My favorite use, lately, has been as gate drivers for MOSFETs and IGBTs. They're easily driven by 3v3 chips like the Prop.
http://electronicdesign.com/power/lm555-makes-inexpensive-power-driver
(For some reason this use annoys a few people. Obviously they don't replace the UCC37321 in Steve Ward's DRSSTC-2 (duh!), and I do own other gate driver ICs. But for the vast majority of MOSFET projects here, they work just fine. )
-Phil
Jim
We are all growing up (old!) in an analog universe.
I'm proud to say I built three IR beacons yesterday with LM555 timers. 24 cents well spent.
I just realized in my OP when I suggested using them everywhere, "even making necklaces", that I had probably lifted that thought subconsciously from a favorite book, "A Canticle for Liebowitz". In a(nother) post-apocalyptic setting when all technical knowledge is gone and people are simpletons, a monk finds an unscavenged fallout shelter and some boxes of erco-style electronic parts:
Minutes later, seated on a cracked foundation slab, he began removing the tidbits of metal and glass that filled the trays. Most of them were small tubular things with a wire whisker at each end of each tube. These, he had seen before. The abbey's small museum had a few of them, of various size, shape and color. Once he had seen a shaman of the hill-pagan people wearing a string of them as a ceremonial necklace. The hill people thought of them as "parts of the body of the god"--of the fabled Machina analytica, hailed as the wisest of their gods. By swallowing one of them, a shaman could acquire "Infallibility," they said. He certainly acquired Indisputability that way, among his own people--unless he swallowed one of the poison kind. The similar tidbits in the museum were connected together too--not in the form of a necklace, but as a complex and rather disorderly maze in the bottom of a small metal box, exhibited as: "Radio Chassis: Application Uncertain."

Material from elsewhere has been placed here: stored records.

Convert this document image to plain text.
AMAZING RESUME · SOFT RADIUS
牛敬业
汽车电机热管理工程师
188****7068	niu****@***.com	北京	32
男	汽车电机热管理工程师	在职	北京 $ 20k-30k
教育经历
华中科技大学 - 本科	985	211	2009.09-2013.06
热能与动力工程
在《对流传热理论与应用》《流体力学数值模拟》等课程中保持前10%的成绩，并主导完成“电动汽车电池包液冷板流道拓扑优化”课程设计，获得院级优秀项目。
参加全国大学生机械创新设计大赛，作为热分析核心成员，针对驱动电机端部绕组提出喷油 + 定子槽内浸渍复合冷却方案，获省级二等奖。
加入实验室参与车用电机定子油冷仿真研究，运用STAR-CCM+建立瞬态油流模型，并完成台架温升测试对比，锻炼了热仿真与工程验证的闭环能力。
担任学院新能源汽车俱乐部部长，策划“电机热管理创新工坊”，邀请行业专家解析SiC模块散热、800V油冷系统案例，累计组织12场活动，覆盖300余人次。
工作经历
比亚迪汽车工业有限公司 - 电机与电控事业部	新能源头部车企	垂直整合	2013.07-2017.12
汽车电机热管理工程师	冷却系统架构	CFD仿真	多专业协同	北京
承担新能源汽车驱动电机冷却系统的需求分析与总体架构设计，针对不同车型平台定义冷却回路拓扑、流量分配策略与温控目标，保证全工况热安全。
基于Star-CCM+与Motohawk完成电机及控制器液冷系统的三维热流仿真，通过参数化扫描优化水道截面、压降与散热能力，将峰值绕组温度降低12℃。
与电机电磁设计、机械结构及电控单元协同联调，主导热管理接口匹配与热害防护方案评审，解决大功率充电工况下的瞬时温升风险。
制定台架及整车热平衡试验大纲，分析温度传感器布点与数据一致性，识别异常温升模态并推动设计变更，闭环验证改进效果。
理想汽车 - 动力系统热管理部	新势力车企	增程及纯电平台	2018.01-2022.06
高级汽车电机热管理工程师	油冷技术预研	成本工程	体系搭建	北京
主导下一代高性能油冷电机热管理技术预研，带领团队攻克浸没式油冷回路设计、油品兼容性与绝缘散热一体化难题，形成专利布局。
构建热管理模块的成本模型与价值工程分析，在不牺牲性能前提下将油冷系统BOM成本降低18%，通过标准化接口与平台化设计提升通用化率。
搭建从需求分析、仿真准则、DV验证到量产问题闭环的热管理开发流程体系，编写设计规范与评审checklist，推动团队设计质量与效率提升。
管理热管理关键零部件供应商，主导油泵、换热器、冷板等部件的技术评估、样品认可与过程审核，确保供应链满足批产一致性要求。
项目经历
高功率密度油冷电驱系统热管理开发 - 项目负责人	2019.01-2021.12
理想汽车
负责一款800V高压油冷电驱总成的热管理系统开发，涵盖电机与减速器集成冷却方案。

Driver transistors are for suckers.
You gotta love Camenzind's historical approach to the subject.
Reminds me of the time, in a former life, when my girl friend, who was totally non-technical, came with me to the first Maplin electronics store. I was amazed that she was ordering resistors by value. She had no idea what a resistor was but she wanted to make ear rings out of them. So getting the right colours was important!
It all went well I guess, after five years with me she changed track totally, went off to get a degree in mathematics and was last heard of working a software engineer in Germany.
Moral of the story: Never teach your girl friends anything technical. They may prove to be better at it than you are and float away.
http://www.ebay.com/itm/DIY-Kit-NE555-CD4017-Light-Water-Flowing-Light-LED-Module-/162141836942
You can also brush up on your Russian.
Still, gets the job done.
I win beer nuts.
Hey, I'm in the middle of reading A Canticle for Leibowitz now myself! I'm really enjoying it!
Want a smokin' deal on a signed first edition? https://www.abebooks.com/servlet/BookDetailsPL?bi=596719922
NPR's 15-part radio play is awesome listening for a long drive.